“The United States spends more on health care than does any other country, but its health outcomes are generally worse than those of other wealthy nations. People in the United States experience higher rates of disease and injury and die earlier than people in other high-income countries”. ‘Nuff said. But what are the reasons?
The quote above comes from a JAMA article commenting on a recent US National Research Council/Institute of Medicine (NRC/IOM) report entitled Shorter Lives, Poorer Health. The report doesn’t examine the costs of the US healthcare system itself, instead focusing on what it terms the ‘health disadvantage’ suffered by north Americans.
The US health disadvantage is a many-tentacled beast. Most strikingly, US citizens have shorter life expectancies than people in most of the wealthy countries selected for comparison (Figure 1; see relative positions of red dots for US, and grey dots for 21 other countries). Compared with other wealthy countries, US adolescents have higher rates of motor vehicle fatalities and homicide deaths. Infant mortality is higher in the US than in any other high-income country. US rates of diabetes and obesity are the worst among the comparison group, while the US fares below average in terms of chronic lung disease, heart disease and disability rates.
The report even notes that, “The nation’s large population of recent immigrants is generally in better health than native-born Americans” – a fact pointed out by our colleagues at ANH-USA already. And unfortunately, President Obama’s recent healthcare reforms are likely to make things even worse.
Figure 1. Male (a) and female (b) US life expectancy (red dots), 1980–2006, compared with life expectancy in Australia, Austria, Belgium, Canada, Denmark, Finland, France, Iceland, Ireland, Italy, Japan, Luxembourg, the Netherlands, New Zealand, Norway, Portugal, Spain, Sweden, Switzerland, the United Kingdom and West Germany (grey dots). Taken from the National Research Council/Institute of Medicine (NRC/IOM) report Shorter Lives, Poorer Health
Fortunately, the authors did identify a plus side for US citizens, specifically: “Higher survival after age 75...higher rates of cancer screening and survival, better control of blood pressure and cholesterol levels, lower stroke mortality, lower rates of current smoking, and higher average household income. In addition, U.S. suicide rates do not exceed the international average”.
The authors have put considerable effort into trying to analyse the reasons for the US health disadvantage. They identified problems with the healthcare system itself – fragmentation, limited public health and primary care resources and a large uninsured population – along with individual behaviours and, “The physical and social environment in US communities”. The latter includes such factors as towns and cities being built for vehicles instead of people, thereby discouraging physical activity, and the influence of industry, marketing and other factors on food choices.
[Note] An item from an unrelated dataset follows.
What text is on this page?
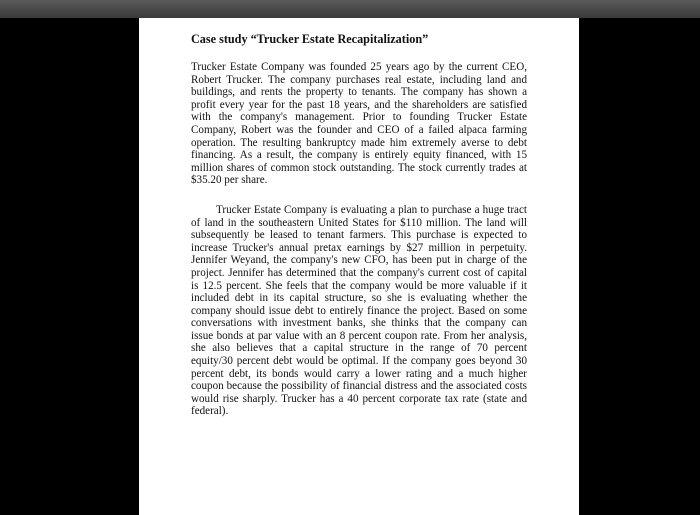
Case study “Trucker Estate Recapitalization”

Trucker Estate Company was founded 25 years ago by the current CEO, Robert Trucker. The company purchases real estate, including land and buildings, and rents the property to tenants. The company has shown a profit every year for the past 18 years, and the shareholders are satisfied with the company's management. Prior to founding Trucker Estate Company, Robert was the founder and CEO of a failed alpaca farming operation. The resulting bankruptcy made him extremely averse to debt financing. As a result, the company is entirely equity financed, with 15 million shares of common stock outstanding. The stock currently trades at $35.20 per share.

Trucker Estate Company is evaluating a plan to purchase a huge tract of land in the southeastern United States for $110 million. The land will subsequently be leased to tenant farmers. This purchase is expected to increase Trucker's annual pretax earnings by $27 million in perpetuity. Jennifer Weyand, the company's new CFO, has been put in charge of the project. Jennifer has determined that the company's current cost of capital is 12.5 percent. She feels that the company would be more valuable if it included debt in its capital structure, so she is evaluating whether the company should issue debt to entirely finance the project. Based on some conversations with investment banks, she thinks that the company can issue bonds at par value with an 8 percent coupon rate. From her analysis, she also believes that a capital structure in the range of 70 percent equity/30 percent debt would be optimal. If the company goes beyond 30 percent debt, its bonds would carry a lower rating and a much higher coupon because the possibility of financial distress and the associated costs would rise sharply. Trucker has a 40 percent corporate tax rate (state and federal).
As solutions, the report proposes more comprehensive and better-coordinated research, along with a national public conversation about the issues and urgent efforts to implement policies such as Healthy People 2020 and the recommendations of the National Prevention Council.
So, in a nutshell, while the NRC/IOM report is admirably forthright about the poor outcomes of the US healthcare system, its solutions amount to more of the same and more power for the government and healthcare system. For example, the Dietary Guidelines for Americans mentioned in the National Prevention Strategy currently amount to the MyPlate recommendations – which are themselves part of the problem, rather than part of the solution. And while it would be wonderful if the US could implement the physical activity goals of Healthy People 2020 or the National Prevention Strategy, it’s hard to see how such an almighty turnaround might occur, all things being equal.
But there are even more elephants in this particular room. For one, the US is the society most thoroughly penetrated by genetically modified (GM) foods and their litany of documented adverse health effects. The NRC/IOM, for example, makes no mention of the environmental chemical, ‘electrosmog’ or GM burden to which US citizens are being exposed. There may be insufficient data, but there are plenty of plausible mechanisms, especially when such factors are considered together. And nowhere does the report even consider that the current model upon which the US healthcare system is built might be fundamentally flawed, despite correctly prescribed pharmaceutical drugs being one of the leading causes of death.
Problems of poor health outcomes associated with national health systems and orthodox medical interventions are not limited to the USA. For us, a rational healthcare system – one based on addressing genuine needs and creating useful jobs – would be based on the following principles:
The NRC/IOM report has one clear message for US citizens: live an average American lifestyle and eat an average American diet, and your health outcomes will be somewhere near the bottom of the pile of industrialised countries.